SeekingAlpha.com FNMA Q3 2022 12.12.22

These numbers are all we need to tell us that this entity is significantly more valuable than its market valuation implies. At its current market capitalization of $2.35B, this entity trades at around 10% of the net income it generated in the fiscal year 2021 – extremely cheap by any measure.

This price is actually sensible, however, and is due to the fact that Fannie Mae does not return capital to shareholders but rather to the government. Owing to its ongoing conservatorship status, it is obviously a completely different investment than a comparable fully-private entity. An ownership stake in this company is simply not the same.

Yet, the price chart shows us that significant appreciation is still possible. Ultimately this is a highly secure enterprise; it is too-important-to-fail. Fannie Mae isn’t going anywhere. The investment case here is then centered around an eventual reprivatization event.

This is a clear-cut event-driven trade. The government may take Fannie Mae out of conservatorship and return it to the private markets, and this would allow it to start returning profits to shareholders.

This is possible due to the fact that Fannie Mae’s current capital structure is far superior to what it was prior to the financial crisis, as evidenced by its own reporting and a cursory look at its financials. Additionally, Sandra Thompson, the acting director of the Federal Housing Finance Agency, has made this eventual goal explicit.

This comes with strings attached. Fannie and Freddie need to have a combined $300B in capital reserves – a very significant number, but one that they are approaching in a steady fashion. As of Q2 2021, the entities combined had ~27% of this requirement. Recent progression in Fannie Mae’s net worth, highlighted above, should have brought this to 30% or so. More important is that this trend continues and eventually reaches this level.

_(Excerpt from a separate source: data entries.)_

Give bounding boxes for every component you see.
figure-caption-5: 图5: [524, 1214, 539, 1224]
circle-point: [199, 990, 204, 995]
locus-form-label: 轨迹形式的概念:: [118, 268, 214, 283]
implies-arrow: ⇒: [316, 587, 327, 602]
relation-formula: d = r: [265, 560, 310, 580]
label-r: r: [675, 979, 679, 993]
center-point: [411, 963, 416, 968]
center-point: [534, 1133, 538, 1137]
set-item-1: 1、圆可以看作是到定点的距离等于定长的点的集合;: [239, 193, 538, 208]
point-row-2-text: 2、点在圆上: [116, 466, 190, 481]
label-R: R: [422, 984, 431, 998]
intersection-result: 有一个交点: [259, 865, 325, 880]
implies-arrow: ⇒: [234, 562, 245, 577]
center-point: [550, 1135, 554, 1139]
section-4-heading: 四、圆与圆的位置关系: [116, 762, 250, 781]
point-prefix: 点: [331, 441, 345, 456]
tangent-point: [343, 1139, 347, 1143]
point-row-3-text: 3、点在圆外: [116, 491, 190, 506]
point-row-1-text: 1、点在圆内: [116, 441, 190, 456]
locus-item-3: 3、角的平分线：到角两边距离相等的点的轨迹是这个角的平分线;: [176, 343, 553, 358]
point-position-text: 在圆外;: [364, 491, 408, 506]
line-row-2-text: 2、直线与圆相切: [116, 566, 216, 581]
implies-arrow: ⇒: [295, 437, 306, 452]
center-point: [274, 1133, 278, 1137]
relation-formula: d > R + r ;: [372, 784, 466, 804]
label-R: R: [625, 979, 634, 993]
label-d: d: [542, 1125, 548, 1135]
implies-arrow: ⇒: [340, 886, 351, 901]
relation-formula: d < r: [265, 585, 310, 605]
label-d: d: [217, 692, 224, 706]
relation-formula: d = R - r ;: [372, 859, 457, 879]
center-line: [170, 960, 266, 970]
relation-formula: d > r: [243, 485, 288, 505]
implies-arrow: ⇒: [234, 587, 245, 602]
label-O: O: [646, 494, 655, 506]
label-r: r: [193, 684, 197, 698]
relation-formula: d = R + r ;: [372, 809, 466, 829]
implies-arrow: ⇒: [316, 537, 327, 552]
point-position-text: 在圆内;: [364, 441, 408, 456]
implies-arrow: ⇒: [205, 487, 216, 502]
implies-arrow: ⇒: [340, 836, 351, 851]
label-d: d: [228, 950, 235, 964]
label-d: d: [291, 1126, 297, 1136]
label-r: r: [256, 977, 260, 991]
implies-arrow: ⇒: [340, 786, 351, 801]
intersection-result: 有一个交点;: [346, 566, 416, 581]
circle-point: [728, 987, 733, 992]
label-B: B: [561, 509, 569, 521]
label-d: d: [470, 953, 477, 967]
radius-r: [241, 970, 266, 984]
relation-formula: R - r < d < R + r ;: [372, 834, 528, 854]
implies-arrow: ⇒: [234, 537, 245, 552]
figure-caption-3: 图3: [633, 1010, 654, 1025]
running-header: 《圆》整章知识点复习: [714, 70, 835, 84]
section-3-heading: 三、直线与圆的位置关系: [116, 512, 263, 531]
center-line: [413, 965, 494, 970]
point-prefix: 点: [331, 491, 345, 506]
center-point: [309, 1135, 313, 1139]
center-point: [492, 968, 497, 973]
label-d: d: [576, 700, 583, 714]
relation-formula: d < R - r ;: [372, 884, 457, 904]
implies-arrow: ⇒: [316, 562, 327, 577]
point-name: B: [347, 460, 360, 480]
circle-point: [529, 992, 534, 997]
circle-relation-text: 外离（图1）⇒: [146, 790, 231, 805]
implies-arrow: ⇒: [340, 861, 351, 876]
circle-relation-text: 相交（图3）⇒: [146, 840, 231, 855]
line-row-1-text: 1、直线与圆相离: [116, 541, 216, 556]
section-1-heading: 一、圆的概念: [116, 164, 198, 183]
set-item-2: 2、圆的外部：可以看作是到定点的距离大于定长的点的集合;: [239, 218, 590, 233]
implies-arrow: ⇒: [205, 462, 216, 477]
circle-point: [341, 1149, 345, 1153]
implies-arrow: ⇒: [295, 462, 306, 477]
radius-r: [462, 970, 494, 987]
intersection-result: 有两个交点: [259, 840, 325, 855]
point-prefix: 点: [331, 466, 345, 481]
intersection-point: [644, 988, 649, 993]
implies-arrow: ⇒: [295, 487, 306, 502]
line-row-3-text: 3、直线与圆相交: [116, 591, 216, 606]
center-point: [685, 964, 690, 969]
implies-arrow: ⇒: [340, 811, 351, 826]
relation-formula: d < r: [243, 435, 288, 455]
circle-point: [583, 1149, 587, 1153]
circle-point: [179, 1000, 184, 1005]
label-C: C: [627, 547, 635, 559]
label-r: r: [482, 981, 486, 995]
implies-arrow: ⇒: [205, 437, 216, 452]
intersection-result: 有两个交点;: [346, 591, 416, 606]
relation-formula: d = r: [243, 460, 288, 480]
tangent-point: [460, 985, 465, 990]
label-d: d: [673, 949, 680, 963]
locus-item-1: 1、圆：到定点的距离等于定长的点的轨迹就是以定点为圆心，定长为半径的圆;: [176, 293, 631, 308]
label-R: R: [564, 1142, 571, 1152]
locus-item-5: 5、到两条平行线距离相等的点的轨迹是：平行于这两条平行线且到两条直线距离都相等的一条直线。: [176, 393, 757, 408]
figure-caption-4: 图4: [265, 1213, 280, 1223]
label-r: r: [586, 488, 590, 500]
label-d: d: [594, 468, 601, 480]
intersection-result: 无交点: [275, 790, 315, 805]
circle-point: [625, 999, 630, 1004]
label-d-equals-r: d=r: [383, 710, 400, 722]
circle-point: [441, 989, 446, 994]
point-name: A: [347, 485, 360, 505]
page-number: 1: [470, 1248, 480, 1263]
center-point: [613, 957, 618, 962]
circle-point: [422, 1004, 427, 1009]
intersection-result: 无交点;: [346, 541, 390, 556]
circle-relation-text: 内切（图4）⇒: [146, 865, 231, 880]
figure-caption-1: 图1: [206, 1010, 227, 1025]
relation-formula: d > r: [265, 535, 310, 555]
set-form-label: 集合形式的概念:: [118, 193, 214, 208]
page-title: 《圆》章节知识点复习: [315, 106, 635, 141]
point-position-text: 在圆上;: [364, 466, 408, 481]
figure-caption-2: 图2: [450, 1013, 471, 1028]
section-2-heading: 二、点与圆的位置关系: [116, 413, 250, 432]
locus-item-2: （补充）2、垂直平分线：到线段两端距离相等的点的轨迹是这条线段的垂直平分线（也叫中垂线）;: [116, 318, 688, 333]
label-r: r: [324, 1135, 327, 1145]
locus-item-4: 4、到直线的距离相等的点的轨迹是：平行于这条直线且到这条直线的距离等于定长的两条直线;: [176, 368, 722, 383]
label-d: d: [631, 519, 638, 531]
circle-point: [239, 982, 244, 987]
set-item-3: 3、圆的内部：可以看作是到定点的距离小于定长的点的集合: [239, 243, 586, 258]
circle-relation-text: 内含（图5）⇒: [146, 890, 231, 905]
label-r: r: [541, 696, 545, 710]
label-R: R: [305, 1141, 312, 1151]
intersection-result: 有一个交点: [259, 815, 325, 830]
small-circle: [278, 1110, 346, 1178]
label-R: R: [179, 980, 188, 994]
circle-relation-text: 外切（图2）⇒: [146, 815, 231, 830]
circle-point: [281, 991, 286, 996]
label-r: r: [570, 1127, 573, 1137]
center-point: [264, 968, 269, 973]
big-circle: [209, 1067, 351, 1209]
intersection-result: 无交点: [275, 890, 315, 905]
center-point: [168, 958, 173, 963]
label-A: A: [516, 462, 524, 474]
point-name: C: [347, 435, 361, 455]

This situation on a going-forward basis is made complex by the currently increasing Federal Funds rate. What is interesting about Fannie Mae is that an increase in rates equates to a linear shift in its earnings for the adjustable rate mortgages on its books. A 1% increase in its cost of capital should be roughly equal to a 1% increase in its earnings from adjustable rate mortgages. This effect is a negative when we consider fixed rate mortgages; Fannie Mae will face a higher cost of capital without an associated higher level of return. Overall this should serve to increase the amount of time that it will take the company to hit the required levels of capitalization.

Conclusion

While Fannie Mae’s reprivatization doesn’t appear to be in the cards for the short-term, it may very well still happen. Recent regulatory clarification and the associated discourse around this make me inclined to believe this, although timing is very difficult to calculate in this context. Anywhere from two to ten years is quite possible here.

Yet, Fannie Mae at present levels is extraordinarily cheap, trading at just a fraction of its yearly net income. Additionally, its trendline as to increasing net worth is certainly a healthy one. This, along with the government’s ongoing liquidity commitments, appears to provide a very secure operating environment for the company – as mentioned before, it isn’t going anywhere. This limits downside materially and basically guarantees ongoing operations.

This should give long-term investors comfort and also appears to create an asymmetric return profile. Since the company trades at near-bankruptcy prices, but is certainly not going to go bankrupt, we can acquire exposure on the cheap and then profit significantly in the event that Fannie Mae is returned to the private markets. This is based on the assumption that the company’s valuation will revert to something indicative of its underlying financials if this were to happen – which is a sensible assumption in my opinion. On a long-term basis, with all of these considerations in play, Fannie Mae looks like a buy.